When the officer in charge turned to greet the next passenger, his heart sank. The creature standing before him looked like a character from a fairy tale, a frost maiden carved from snow. Her dark-blonde hair was frozen in icicles around her homely face, which showed no emotion at all. A man’s coat hung limply off her slender frame. The officer asked the girl her name, and she stared at him, bewildered. He looked at the girl’s homespun dress and patched stockings. Lord have mercy, she wasn’t even wearing shoes. Third class. And a foreigner.

“Votre nom?” the officer asked, trying French. Then, adopting the time-honored English strategy of speaking louder in order to be understood, “Your name!”

The girl stared at the officer, who found the blankness of her features unsettling. “Anna Halversson,” she said.

The officer steered the girl toward a steward and whispered, “Find that boy Olaf, in the kitchens.

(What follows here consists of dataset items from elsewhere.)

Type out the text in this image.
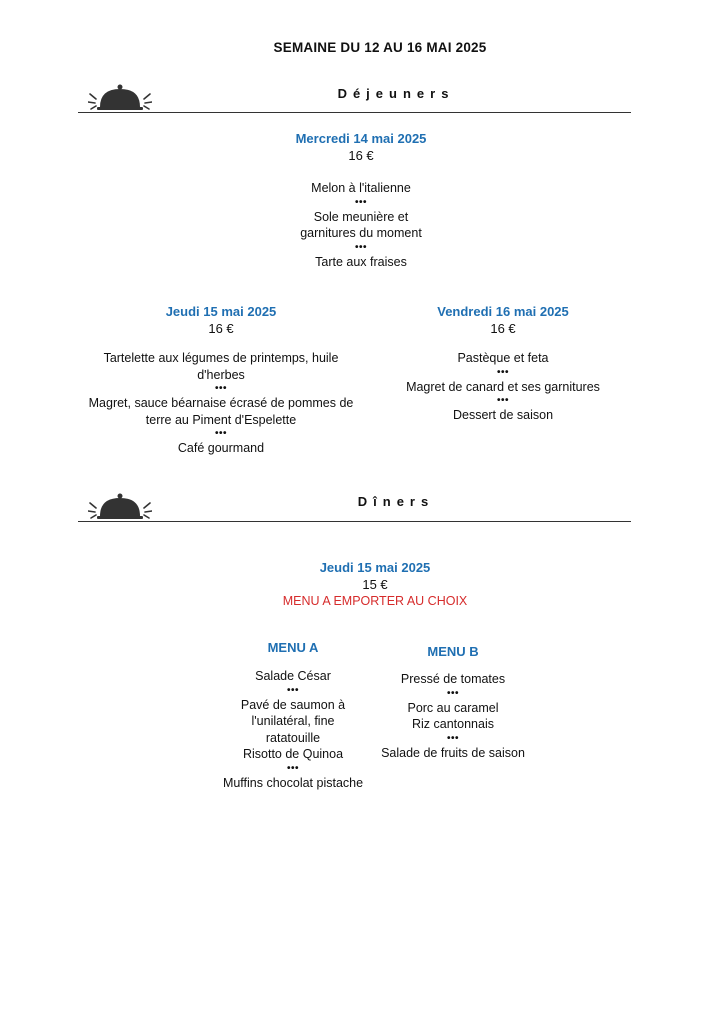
SEMAINE DU 12 AU 16 MAI 2025
Déjeuners
Mercredi 14 mai 2025
16 €
Melon à l'italienne
•••
Sole meunière et
garnitures du moment
•••
Tarte aux fraises
Jeudi 15 mai 2025
16 €
Tartelette aux légumes de printemps, huile
d'herbes
•••
Magret, sauce béarnaise écrasé de pommes de
terre au Piment d'Espelette
•••
Café gourmand
Vendredi 16 mai 2025
16 €
Pastèque et feta
•••
Magret de canard et ses garnitures
•••
Dessert de saison
Dîners
Jeudi 15 mai 2025
15 €
MENU A EMPORTER AU CHOIX
MENU A
Salade César
•••
Pavé de saumon à
l'unilatéral, fine
ratatouille
Risotto de Quinoa
•••
Muffins chocolat pistache
MENU B
Pressé de tomates
•••
Porc au caramel
Riz cantonnais
•••
Salade de fruits de saison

We’ll need a translator.”

When the officer returned to his position, the next three passengers were already aboard, and for the rest of his life, the pitiful tableau they formed was the first image that sprang to mind when he thought of the Titanic. The handsome young man in his evening dress, eyes haunted, one hand pressed protectively against his companion’s back. There was a girl hovering nervously behind them—a maid, by her cowed bearing and black dress. And then there was the lady, swathed in a fur coat over a shimmering green gown, a vision of ruined elegance. She looked done in, her thick auburn hair cascading in a tangle over one shoulder, a dull burgundy gash blighting her cheek. Yet there was a nobility to her suffering. She was young, the officer realized, younger than she appeared at first. Too young to have learned that the world can inflict harsh blows on even the most charmed lives.

“Your name?” the officer asked, his manner markedly more respectful than it had been toward the third-class girl.

“Mrs. Hiram Harper,” the beauty replied. The officer was surprised to hear the flat American tone; he’d assumed by the woman’s bearing that she was English.

“Charles Van Hausen,” the gentleman said.

So, not her husband, as the officer had assumed. He jotted down “and maid” after Mrs. Harper’s name, and nodded dismissively at the girl in black. Proper names were not required for servants. He directed the passengers to the first-class steward waiting to escort them further, then turned to see a young woman staring at him with disconcerting directness. Quite lovely, he couldn’t help but note, though her disheveled hair and white-cold skin gave her an eerie wildness that distracted somewhat from her beauty. She couldn’t be past her early twenties.

The officer asked for her name, yet she kept staring, as if the question were beyond comprehension. She didn’t look like a foreigner; she was quite respectably dressed, though most likely second class rather than first.

The officer repeated the question. This time, he saw her struggle to respond. It must have been the shock. It left some people quite unable to speak.

“Charlotte Evers,” she managed at last. Her voice was more refined than her clothes: British, well bred. “Mrs. Reginald Evers.”